Há muitas citações que desacreditam o medo. A mais recente é a do general Cypher Raige (Will Smith) no filme After Earth (após a terra), lançado este ano: "O medo não é real. É um produto dos pensamentos que você cria. (...) O perigo é muito real. Mas o medo é uma escolha". Outra, anônima: "O medo é uma coisa que não existe. A prova disso é que ele desaparece quando é enfrentado". Assim, teoricamente, o medo de falar em público não é real. Na prática, porém, a realidade é outra. A maioria dos artigos sobre esse assunto começa com a declaração: "O medo número um dos americanos é o de falar em público. O segundo é a morte".

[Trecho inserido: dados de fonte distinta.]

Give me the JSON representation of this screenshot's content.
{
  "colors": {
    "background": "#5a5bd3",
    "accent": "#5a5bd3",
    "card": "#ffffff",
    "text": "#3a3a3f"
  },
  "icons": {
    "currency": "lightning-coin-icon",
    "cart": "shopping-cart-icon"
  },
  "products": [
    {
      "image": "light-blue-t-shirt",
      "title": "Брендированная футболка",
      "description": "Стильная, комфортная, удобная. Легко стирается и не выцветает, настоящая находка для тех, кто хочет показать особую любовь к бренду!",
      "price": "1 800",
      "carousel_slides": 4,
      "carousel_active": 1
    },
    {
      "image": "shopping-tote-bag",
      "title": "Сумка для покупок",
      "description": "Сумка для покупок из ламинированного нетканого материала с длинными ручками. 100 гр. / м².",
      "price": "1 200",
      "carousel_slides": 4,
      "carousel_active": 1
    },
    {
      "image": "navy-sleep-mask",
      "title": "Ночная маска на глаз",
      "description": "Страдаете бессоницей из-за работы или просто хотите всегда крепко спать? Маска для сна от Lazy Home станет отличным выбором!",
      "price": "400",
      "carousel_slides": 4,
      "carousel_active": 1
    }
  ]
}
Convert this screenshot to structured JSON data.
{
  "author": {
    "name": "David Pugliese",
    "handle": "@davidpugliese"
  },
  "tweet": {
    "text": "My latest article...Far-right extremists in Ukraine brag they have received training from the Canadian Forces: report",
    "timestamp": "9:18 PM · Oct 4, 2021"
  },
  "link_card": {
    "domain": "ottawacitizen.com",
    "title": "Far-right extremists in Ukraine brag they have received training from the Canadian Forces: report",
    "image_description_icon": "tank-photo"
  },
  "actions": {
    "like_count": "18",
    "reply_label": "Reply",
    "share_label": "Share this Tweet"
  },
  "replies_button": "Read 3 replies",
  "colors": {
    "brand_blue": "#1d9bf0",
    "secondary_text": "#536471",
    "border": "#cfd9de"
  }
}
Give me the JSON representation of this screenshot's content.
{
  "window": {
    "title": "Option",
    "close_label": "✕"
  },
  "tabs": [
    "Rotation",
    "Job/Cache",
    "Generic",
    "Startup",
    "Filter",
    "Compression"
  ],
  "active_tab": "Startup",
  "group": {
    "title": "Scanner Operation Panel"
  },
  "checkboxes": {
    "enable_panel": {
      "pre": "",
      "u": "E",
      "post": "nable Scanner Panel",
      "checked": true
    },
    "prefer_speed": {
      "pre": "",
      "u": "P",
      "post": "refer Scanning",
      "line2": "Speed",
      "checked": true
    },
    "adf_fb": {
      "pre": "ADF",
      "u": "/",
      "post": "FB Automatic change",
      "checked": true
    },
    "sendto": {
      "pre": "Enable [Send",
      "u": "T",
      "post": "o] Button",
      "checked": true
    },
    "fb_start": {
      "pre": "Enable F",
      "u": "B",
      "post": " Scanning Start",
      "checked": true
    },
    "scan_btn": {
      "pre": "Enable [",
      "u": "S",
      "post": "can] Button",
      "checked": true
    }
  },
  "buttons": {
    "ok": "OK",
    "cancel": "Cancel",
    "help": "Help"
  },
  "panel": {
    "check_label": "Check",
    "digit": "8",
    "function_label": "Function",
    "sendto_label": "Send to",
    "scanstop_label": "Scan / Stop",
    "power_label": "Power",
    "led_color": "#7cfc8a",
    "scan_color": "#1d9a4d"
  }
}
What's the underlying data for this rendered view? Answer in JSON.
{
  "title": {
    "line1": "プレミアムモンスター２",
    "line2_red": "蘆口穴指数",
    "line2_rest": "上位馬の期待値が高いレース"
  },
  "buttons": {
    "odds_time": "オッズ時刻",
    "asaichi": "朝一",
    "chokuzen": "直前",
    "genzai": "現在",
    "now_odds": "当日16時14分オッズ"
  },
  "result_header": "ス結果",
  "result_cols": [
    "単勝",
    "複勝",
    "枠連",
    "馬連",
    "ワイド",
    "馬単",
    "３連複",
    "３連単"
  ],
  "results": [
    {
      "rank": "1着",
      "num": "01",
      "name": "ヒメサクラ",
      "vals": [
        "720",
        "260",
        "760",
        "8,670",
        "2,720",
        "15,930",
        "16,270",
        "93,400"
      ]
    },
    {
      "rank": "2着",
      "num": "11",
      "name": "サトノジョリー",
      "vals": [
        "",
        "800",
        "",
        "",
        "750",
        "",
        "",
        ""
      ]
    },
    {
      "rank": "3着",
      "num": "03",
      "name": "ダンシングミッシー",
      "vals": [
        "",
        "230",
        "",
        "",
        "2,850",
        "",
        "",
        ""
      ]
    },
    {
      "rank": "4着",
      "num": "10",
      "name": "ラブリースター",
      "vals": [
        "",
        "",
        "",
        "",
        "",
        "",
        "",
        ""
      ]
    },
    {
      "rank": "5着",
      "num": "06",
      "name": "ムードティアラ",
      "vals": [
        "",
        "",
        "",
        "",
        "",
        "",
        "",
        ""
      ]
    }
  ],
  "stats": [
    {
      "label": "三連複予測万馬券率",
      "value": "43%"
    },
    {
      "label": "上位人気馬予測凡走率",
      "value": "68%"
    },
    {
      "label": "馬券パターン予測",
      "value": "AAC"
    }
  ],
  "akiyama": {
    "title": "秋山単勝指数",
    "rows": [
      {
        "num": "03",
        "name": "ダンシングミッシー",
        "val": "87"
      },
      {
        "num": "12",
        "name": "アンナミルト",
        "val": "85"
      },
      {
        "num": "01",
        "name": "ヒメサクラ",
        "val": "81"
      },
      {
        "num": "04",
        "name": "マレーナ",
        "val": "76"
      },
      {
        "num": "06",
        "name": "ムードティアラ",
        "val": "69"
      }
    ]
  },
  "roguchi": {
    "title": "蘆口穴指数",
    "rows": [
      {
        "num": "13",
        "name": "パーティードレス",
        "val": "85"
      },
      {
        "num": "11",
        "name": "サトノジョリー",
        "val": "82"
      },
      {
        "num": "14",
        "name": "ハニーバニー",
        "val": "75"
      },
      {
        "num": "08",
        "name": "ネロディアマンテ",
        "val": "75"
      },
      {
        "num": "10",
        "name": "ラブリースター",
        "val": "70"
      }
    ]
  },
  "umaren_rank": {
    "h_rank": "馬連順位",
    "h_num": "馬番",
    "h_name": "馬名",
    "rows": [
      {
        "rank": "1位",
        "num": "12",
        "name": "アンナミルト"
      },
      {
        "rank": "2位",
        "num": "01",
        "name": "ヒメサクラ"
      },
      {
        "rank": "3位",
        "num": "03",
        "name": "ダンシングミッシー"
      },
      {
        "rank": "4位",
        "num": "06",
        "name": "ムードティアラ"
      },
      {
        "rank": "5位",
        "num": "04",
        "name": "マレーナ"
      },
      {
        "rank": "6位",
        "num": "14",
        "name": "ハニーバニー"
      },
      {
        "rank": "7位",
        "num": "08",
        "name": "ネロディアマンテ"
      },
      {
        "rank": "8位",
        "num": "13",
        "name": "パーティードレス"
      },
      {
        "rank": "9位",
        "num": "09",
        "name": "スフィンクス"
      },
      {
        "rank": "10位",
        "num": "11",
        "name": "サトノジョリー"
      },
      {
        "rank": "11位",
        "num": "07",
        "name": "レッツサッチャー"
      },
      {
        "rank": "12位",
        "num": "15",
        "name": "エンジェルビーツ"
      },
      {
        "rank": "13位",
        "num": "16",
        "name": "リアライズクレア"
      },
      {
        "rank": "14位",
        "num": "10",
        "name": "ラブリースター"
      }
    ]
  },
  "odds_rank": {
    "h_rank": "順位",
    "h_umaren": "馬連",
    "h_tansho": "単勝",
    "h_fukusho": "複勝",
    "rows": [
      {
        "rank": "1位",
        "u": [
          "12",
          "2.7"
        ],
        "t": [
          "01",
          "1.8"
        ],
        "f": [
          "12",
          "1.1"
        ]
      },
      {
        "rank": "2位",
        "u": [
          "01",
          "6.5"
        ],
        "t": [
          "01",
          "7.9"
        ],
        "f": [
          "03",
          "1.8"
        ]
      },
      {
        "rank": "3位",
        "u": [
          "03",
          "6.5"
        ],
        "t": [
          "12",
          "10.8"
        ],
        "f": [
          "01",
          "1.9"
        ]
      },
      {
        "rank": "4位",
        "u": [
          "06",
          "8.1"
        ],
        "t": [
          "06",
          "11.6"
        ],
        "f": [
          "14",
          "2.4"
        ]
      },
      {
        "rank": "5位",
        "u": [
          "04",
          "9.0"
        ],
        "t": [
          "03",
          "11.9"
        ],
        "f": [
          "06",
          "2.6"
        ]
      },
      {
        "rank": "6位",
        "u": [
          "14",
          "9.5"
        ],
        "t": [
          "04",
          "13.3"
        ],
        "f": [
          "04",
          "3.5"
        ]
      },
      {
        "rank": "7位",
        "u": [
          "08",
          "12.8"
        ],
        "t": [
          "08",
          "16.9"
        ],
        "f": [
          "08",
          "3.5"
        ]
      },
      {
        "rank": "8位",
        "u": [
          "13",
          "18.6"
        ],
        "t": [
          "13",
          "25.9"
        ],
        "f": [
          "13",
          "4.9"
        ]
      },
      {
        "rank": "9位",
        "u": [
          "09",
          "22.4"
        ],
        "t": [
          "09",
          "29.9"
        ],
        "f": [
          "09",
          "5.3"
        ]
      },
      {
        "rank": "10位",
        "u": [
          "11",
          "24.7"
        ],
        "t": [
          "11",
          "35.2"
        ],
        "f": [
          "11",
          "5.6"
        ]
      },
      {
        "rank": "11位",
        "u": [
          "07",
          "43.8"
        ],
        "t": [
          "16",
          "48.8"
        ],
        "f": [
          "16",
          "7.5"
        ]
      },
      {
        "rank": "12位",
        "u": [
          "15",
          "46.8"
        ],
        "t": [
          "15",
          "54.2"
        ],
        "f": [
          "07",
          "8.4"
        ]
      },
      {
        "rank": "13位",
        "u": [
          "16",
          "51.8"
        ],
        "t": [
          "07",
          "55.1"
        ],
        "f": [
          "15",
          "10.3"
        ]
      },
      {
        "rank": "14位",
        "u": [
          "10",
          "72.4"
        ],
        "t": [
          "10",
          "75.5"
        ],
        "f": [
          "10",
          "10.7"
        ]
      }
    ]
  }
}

Real ou não, o fato é que o medo de falar em público exerce um efeito paralisante na carreira das pessoas. Na advocacia, por exemplo, um bacharel pode se esquivar da carreira de criminalista, porque terá de falar a um respeitável público: jurados, juiz, oponentes, audiência etc. Um advogado pode fugir de contenciosos e se encastelar no escritório. E pode dispensar promoções, porque, em sua nova posição, terá de falar para desembargadores nos tribunais de Justiça ou para ministros do STF. Ou será obrigado a fazer palestras para audiências de empresários ou até mesmo de colegas de profissão.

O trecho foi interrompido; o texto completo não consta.